Sistem Murid Bodoh

Sistem Murid Bodoh
28 : Si Cantik berbahaya - Iris


Riki terlalu keasyikan berlaku sesuka hati dan melupakan di mana kini ia berada. Menciptakan kepanikan pada rakyat Ignisia, dia tidak menyadari keadaan tersebut.


Kemudian, satu perbuatan bodohnya benar-benar membuat wilayah seluruh kerajaan bergetar atau gempa.


"Luar biasa! Kamu dapat menembakan bola api ledakan dari mulutmu!" puji Riki pada Mochi.


"Terima kasih, Tuan!" jawab Mochi merasa senang.


"Lakukan lagi!" kata Riki.


"Tuan, kapan giliran saya?" tanya Gon yang ingin ikut unjuk gigi


"Baiklah Gon, tunjukan kebolehanmu!" ucap Riki memberi kesempatan.


Gon pun melompat ke udara, mengayunkan tongkatnya yang bisa memanjang, dan dampak dari ayunannya menciptakan serangan tak kalah dahsyat.


"Wow!" Riki kagum karena tanah langsung terbelah oleh serangan Gon barusan.

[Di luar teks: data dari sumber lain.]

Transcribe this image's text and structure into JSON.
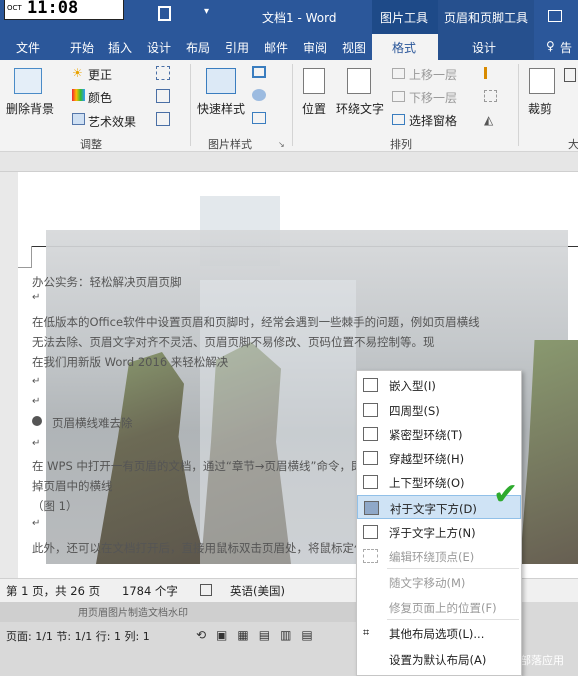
{
  "window": {
    "title": "文档1 - Word",
    "clock": "11:08",
    "clock_badge": "OCT",
    "context_tabs": [
      "图片工具",
      "页眉和页脚工具"
    ]
  },
  "tabs": [
    "文件",
    "开始",
    "插入",
    "设计",
    "布局",
    "引用",
    "邮件",
    "审阅",
    "视图",
    "格式",
    "设计"
  ],
  "tell_me": "告",
  "ribbon": {
    "remove_bg": "删除背景",
    "correct": "更正",
    "color": "颜色",
    "artistic": "艺术效果",
    "group_adjust": "调整",
    "quick_styles": "快速样式",
    "group_picture_styles": "图片样式",
    "position": "位置",
    "wrap_text": "环绕文字",
    "bring_forward": "上移一层",
    "send_backward": "下移一层",
    "selection_pane": "选择窗格",
    "group_arrange": "排列",
    "crop": "裁剪",
    "size_partial": "大"
  },
  "document": {
    "lines": [
      "办公实务：轻松解决页眉页脚",
      "在低版本的Office软件中设置页眉和页脚时，经常会遇到一些棘手的问题，例如页眉横线",
      "无法去除、页眉文字对齐不灵活、页眉页脚不易修改、页码位置不易控制等。现",
      "在我们用新版 Word 2016 来轻松解决",
      "页眉横线难去除",
      "在 WPS 中打开一有页眉的文档，通过“章节→页眉横线”命令，即可去",
      "掉页眉中的横线",
      "（图 1）",
      "此外，还可以在文档打开后，直接用鼠标双击页眉处，将鼠标定位至菜单将自动开"
    ]
  },
  "wrap_menu": {
    "items": [
      {
        "label": "嵌入型(I)",
        "enabled": true
      },
      {
        "label": "四周型(S)",
        "enabled": true
      },
      {
        "label": "紧密型环绕(T)",
        "enabled": true
      },
      {
        "label": "穿越型环绕(H)",
        "enabled": true
      },
      {
        "label": "上下型环绕(O)",
        "enabled": true
      },
      {
        "label": "衬于文字下方(D)",
        "enabled": true
      },
      {
        "label": "浮于文字上方(N)",
        "enabled": true
      },
      {
        "label": "编辑环绕顶点(E)",
        "enabled": false
      },
      {
        "label": "随文字移动(M)",
        "enabled": false
      },
      {
        "label": "修复页面上的位置(F)",
        "enabled": false
      },
      {
        "label": "其他布局选项(L)...",
        "enabled": true
      },
      {
        "label": "设置为默认布局(A)",
        "enabled": true
      }
    ],
    "highlighted_index": 5
  },
  "statusbar": {
    "page": "第 1 页，共 26 页",
    "words": "1784 个字",
    "language": "英语(美国)"
  },
  "bottom": {
    "caption": "用页眉图片制造文档水印",
    "status2": "页面: 1/1  节: 1/1  行: 1  列: 1",
    "watermark": "IT部落应用"
  },
  "colors": {
    "word_blue": "#2b579a",
    "check_green": "#2eaa2e",
    "highlight": "#cfe3f5"
  }
}
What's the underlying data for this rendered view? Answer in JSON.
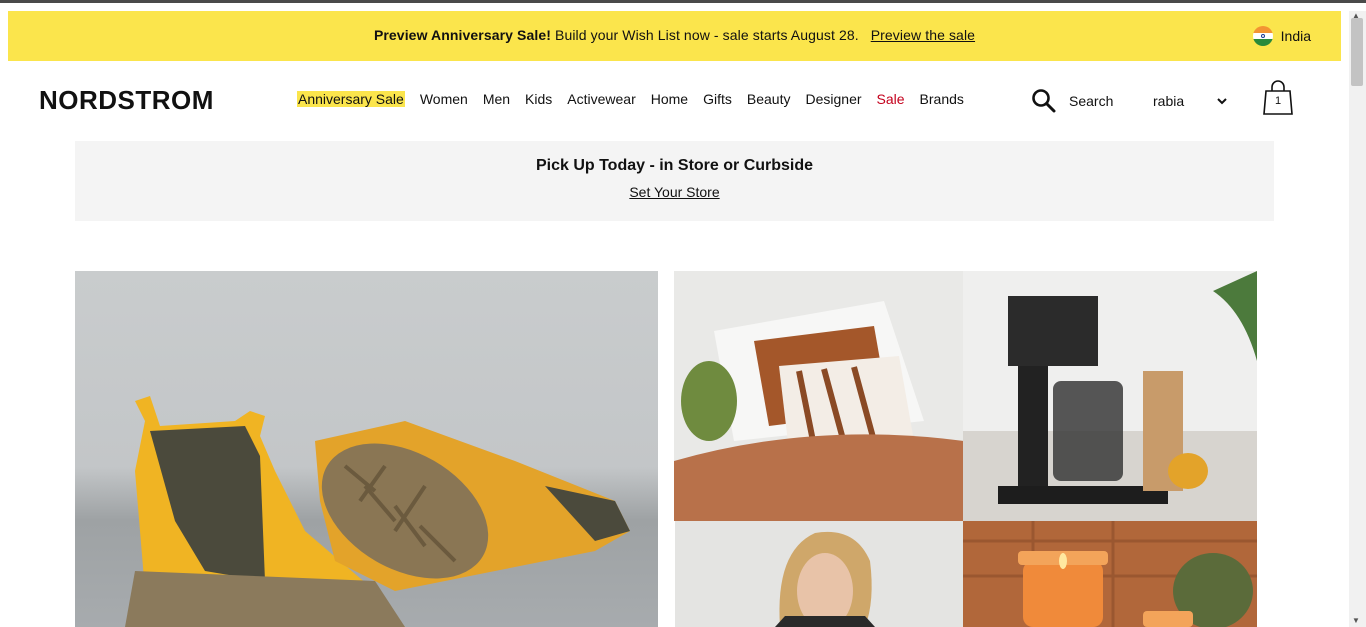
{
  "promo": {
    "bold": "Preview Anniversary Sale!",
    "text": "Build your Wish List now - sale starts August 28.",
    "link": "Preview the sale"
  },
  "country": {
    "label": "India"
  },
  "header": {
    "logo": "NORDSTROM",
    "nav": [
      "Anniversary Sale",
      "Women",
      "Men",
      "Kids",
      "Activewear",
      "Home",
      "Gifts",
      "Beauty",
      "Designer",
      "Sale",
      "Brands"
    ],
    "search_label": "Search",
    "user_name": "rabia",
    "cart_count": "1"
  },
  "pickup": {
    "title": "Pick Up Today - in Store or Curbside",
    "link": "Set Your Store"
  },
  "colors": {
    "promo_bg": "#fbe54c",
    "sale_red": "#c4001c",
    "highlight": "#fbe54c"
  },
  "icons": [
    "search-icon",
    "chevron-down-icon",
    "shopping-bag-icon",
    "india-flag-icon"
  ]
}
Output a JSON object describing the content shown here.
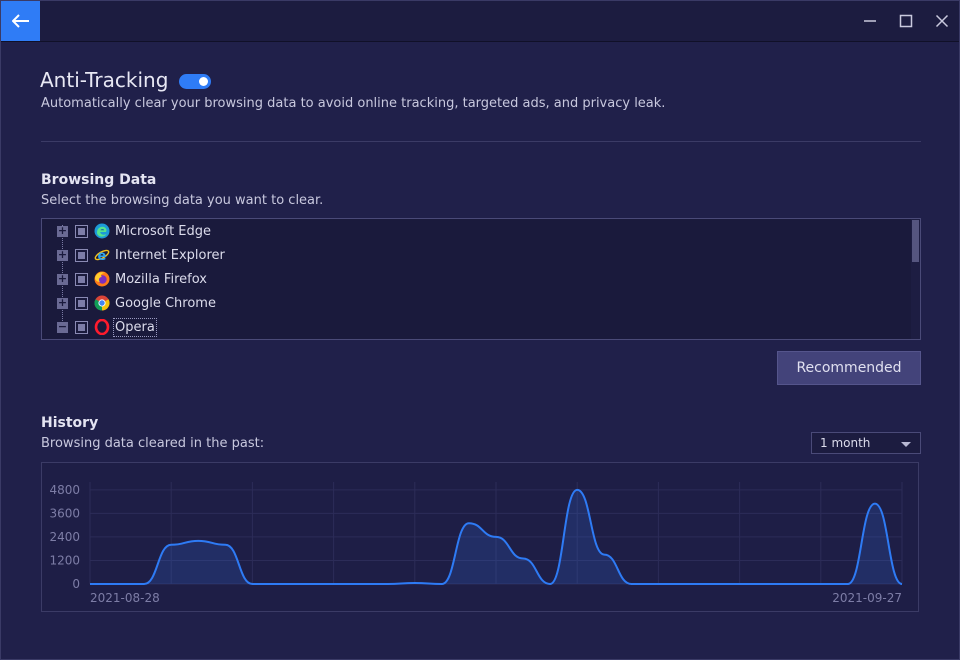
{
  "header": {
    "title": "Anti-Tracking",
    "toggle_on": true,
    "subtitle": "Automatically clear your browsing data to avoid online tracking, targeted ads, and privacy leak."
  },
  "browsing_data": {
    "title": "Browsing Data",
    "description": "Select the browsing data you want to clear.",
    "browsers": [
      {
        "label": "Microsoft Edge",
        "expander": "+",
        "icon": "edge-icon"
      },
      {
        "label": "Internet Explorer",
        "expander": "+",
        "icon": "internet-explorer-icon"
      },
      {
        "label": "Mozilla Firefox",
        "expander": "+",
        "icon": "firefox-icon"
      },
      {
        "label": "Google Chrome",
        "expander": "+",
        "icon": "chrome-icon"
      },
      {
        "label": "Opera",
        "expander": "−",
        "icon": "opera-icon"
      }
    ],
    "recommended_label": "Recommended"
  },
  "history": {
    "title": "History",
    "description": "Browsing data cleared in the past:",
    "period": "1 month"
  },
  "colors": {
    "accent": "#2f7cf6",
    "background": "#20204a",
    "line": "#2e7bf5"
  },
  "chart_data": {
    "type": "area",
    "x_start_label": "2021-08-28",
    "x_end_label": "2021-09-27",
    "x": [
      "2021-08-28",
      "2021-08-29",
      "2021-08-30",
      "2021-08-31",
      "2021-09-01",
      "2021-09-02",
      "2021-09-03",
      "2021-09-04",
      "2021-09-05",
      "2021-09-06",
      "2021-09-07",
      "2021-09-08",
      "2021-09-09",
      "2021-09-10",
      "2021-09-11",
      "2021-09-12",
      "2021-09-13",
      "2021-09-14",
      "2021-09-15",
      "2021-09-16",
      "2021-09-17",
      "2021-09-18",
      "2021-09-19",
      "2021-09-20",
      "2021-09-21",
      "2021-09-22",
      "2021-09-23",
      "2021-09-24",
      "2021-09-25",
      "2021-09-26",
      "2021-09-27"
    ],
    "values": [
      0,
      0,
      0,
      2000,
      2200,
      2000,
      0,
      0,
      0,
      0,
      0,
      0,
      50,
      0,
      3100,
      2400,
      1300,
      0,
      4800,
      1500,
      0,
      0,
      0,
      0,
      0,
      0,
      0,
      0,
      0,
      4100,
      0
    ],
    "yticks": [
      0,
      1200,
      2400,
      3600,
      4800
    ],
    "ylim": [
      0,
      5200
    ],
    "grid": true
  }
}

"Bukankah kedua hewan ini cukup mengerikan? Hal ini di luar kendali sistem!" kata Lala merasakan campuran antara takjub dan heran melihatnya.


Dampak serangan Mochi menciptakan efek seperti meteor jatuh menabrak bumi, tampak kawah besar tercipta seperti danau mengering karenanya.


Sebaliknya, serangan ayunan Gon begitu mengerikan, membuat tanah terbelah membentuk garis lurus sepanjang beberapa kilometer.


Namun, kesenangan itu berakhir dengan datang kelompok pasukan kerajaan yang mengendarai Naga.


"Apa kau berniat menghancurkan negeri kerajaan ini!" tanya pemimpin mereka, kesatria Iris.


"Cantik, sepertinya kamu salah paham! Apa kamu tidak lihat aku adalah murid dari akademi?" jawab Riki.


"Saya tidak pernah mendengar murid akademi sekuat kau!" ujar Iris tidak percaya.


Iris mengangkat tangannya untuk memberi instruksi agar pasukannya siap dalam formasi menyerang.


Semua Naga yang mereka tunggangi mulai membuka mulutnya dan siap menembakan serangan sihir ke arah Riki.


"Mochi, ayo pergi dari sini!" ucap Riki tidak ingin bertarung.


Namun, tembakan dari Naga mereka sudah mulai dilepaskan dan menghujani Riki tanpa ampun.


Pemandangan ini terlihat seperti hujan api ketika melihatnya dari bawah sana.


Harimau bersayap peliharaan Riki segera terbang untuk menghindari tembakan membabi buta itu.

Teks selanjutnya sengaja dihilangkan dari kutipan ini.